Outsourcing giant Interserve has failed to persuade shareholders to approve a rescue plan for the company.
Interserve will continue to operate its contracts, but is expected go into administration later today.
Its collapse is likely to prompt further debate over the use of private sector contracts for public services.
The firm employs 65,000 staff worldwide, 45,000 in the UK, cleaning schools and hospitals, running probation services and in construction.
Shareholders voted 59.38% against the plan, which would have seen their stake reduced to just 5%, with lenders being handed the lion’s share of the business.
Interserve said: “The board of directors of the company is convening an urgent board meeting to consider its options.
“In the absence of any viable alternative, it expects to implement an alternative deleveraging transaction, which is likely to involve the company making an application for administration and, if the order is granted, the immediate sale of the company’s business and assets (i.e. the entire group) to a newly-incorporated company, to be owned by the existing lenders.”
The company said that its shares would be suspended on the London stock market immediately.
Accountants EY have been lined up as administrators.

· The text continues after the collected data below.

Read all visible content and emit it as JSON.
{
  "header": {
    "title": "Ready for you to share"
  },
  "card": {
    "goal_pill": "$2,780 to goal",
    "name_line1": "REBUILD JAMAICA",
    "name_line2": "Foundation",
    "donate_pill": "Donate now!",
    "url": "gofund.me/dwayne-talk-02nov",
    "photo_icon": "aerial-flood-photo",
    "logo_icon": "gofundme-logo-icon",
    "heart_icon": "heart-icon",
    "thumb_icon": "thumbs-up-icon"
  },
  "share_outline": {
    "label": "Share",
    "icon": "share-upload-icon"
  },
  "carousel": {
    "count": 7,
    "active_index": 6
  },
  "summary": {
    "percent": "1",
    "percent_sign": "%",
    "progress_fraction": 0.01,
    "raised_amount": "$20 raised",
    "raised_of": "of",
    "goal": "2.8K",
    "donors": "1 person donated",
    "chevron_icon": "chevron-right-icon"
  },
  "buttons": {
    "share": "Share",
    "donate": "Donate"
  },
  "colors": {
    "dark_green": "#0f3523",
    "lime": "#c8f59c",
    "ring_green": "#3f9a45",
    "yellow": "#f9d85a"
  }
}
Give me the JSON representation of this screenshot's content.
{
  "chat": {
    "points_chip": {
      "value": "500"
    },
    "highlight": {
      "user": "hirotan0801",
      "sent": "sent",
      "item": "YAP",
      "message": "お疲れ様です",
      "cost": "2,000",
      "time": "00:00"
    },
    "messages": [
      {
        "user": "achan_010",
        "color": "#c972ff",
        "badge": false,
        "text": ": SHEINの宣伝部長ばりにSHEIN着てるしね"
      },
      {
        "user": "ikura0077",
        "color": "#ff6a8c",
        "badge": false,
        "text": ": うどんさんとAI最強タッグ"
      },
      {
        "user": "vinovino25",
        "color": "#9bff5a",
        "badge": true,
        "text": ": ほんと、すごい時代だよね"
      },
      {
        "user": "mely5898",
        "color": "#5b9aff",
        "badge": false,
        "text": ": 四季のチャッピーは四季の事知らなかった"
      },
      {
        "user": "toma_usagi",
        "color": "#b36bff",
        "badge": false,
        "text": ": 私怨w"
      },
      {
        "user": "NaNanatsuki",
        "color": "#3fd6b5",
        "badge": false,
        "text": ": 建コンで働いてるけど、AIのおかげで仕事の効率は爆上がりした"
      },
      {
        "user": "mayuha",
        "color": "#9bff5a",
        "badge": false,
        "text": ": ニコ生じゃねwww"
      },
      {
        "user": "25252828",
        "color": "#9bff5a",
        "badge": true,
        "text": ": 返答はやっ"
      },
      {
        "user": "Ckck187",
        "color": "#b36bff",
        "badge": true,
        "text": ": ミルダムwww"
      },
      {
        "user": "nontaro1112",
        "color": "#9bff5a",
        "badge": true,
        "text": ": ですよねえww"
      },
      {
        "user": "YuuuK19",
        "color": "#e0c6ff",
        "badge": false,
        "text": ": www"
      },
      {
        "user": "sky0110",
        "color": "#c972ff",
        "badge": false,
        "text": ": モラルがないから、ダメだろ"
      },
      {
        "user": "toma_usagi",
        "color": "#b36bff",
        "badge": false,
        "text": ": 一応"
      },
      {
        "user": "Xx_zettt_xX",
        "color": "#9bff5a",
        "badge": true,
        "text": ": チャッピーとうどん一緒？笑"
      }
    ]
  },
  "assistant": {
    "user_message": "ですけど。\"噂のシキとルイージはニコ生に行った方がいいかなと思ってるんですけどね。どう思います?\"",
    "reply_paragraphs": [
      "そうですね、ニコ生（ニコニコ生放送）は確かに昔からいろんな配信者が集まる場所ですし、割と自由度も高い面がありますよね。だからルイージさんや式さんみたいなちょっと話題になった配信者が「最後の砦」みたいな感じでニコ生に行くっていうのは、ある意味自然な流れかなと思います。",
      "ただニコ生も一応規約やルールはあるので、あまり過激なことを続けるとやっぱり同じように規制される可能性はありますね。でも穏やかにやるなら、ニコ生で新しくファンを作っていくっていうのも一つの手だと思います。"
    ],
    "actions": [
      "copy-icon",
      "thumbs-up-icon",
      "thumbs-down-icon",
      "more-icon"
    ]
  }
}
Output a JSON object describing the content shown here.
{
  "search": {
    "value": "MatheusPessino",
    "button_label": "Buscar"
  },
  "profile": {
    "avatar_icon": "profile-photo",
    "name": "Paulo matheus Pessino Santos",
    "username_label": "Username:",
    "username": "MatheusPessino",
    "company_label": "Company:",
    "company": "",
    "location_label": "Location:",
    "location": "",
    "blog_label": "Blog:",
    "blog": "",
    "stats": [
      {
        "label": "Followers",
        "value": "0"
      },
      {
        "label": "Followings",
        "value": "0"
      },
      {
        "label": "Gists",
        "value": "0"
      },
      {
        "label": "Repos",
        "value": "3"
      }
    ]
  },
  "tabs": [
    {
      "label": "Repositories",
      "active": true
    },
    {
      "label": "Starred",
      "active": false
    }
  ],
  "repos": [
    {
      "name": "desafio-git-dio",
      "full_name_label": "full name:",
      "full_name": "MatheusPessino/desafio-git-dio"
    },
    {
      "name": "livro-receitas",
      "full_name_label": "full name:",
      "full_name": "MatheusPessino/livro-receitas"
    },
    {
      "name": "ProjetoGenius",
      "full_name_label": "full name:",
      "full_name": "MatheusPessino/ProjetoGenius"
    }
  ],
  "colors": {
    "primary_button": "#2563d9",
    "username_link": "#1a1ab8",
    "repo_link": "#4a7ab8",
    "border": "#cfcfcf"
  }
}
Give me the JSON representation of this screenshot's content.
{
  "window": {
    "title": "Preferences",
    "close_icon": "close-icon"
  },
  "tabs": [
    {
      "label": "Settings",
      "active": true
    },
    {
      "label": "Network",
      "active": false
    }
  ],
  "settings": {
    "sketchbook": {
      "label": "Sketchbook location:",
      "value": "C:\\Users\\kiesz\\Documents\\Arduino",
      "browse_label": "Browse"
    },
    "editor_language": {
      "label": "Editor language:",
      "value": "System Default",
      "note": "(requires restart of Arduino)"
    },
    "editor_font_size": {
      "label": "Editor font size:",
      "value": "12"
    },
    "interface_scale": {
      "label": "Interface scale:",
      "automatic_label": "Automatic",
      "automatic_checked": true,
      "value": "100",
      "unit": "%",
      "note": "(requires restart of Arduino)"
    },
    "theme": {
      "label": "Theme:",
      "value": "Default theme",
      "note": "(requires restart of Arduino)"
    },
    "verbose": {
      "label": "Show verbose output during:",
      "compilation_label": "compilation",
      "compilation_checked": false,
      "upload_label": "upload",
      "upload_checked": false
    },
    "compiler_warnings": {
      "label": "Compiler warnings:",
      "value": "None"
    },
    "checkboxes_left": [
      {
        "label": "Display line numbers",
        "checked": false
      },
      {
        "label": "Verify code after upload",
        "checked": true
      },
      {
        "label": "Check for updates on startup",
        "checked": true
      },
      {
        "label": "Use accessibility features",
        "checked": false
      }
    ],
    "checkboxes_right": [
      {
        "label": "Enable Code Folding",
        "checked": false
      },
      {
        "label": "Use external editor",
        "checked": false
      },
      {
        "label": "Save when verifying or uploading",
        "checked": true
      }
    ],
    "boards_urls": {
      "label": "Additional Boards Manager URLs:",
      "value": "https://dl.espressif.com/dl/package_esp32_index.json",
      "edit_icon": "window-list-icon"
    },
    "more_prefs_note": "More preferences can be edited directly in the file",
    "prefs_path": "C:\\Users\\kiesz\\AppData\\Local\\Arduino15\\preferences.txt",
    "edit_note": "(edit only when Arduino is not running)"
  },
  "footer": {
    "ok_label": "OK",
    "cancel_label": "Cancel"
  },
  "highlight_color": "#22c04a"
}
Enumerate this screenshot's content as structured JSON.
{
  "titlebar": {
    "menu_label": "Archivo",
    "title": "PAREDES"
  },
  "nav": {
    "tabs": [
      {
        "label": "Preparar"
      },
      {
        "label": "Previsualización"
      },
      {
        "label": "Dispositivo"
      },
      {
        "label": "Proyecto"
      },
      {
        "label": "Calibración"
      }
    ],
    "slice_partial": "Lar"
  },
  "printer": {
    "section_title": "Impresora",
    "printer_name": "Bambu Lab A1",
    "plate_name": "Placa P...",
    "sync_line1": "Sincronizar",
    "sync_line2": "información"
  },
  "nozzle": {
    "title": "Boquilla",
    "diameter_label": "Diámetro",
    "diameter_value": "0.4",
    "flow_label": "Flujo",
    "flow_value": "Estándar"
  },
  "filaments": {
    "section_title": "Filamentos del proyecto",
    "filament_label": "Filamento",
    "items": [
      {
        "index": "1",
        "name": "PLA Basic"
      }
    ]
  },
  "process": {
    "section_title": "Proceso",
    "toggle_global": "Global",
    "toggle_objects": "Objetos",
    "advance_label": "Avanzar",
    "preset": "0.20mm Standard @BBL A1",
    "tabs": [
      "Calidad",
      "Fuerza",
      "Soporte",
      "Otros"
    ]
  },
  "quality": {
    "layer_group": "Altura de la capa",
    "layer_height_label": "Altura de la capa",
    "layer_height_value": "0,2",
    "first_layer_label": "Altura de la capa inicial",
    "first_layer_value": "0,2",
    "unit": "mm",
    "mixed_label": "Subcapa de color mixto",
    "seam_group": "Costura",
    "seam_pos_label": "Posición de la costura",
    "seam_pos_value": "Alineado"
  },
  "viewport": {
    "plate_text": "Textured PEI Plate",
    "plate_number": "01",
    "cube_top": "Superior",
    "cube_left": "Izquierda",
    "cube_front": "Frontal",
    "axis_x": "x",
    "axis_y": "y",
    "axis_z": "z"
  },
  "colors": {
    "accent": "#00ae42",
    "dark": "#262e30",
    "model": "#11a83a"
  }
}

They will then sell the company for a nominal amount to the current lenders (a mixture of banks and bond holders) who will own 100% of the new company.
Before the vote the board indicated it did not expect any interruption to the company’s underlying contracts or any immediate job losses, in the event of administrators taking over.
Interserve accumulated debt after construction project delays and a failed energy-from-waste project in Derby and Glasgow.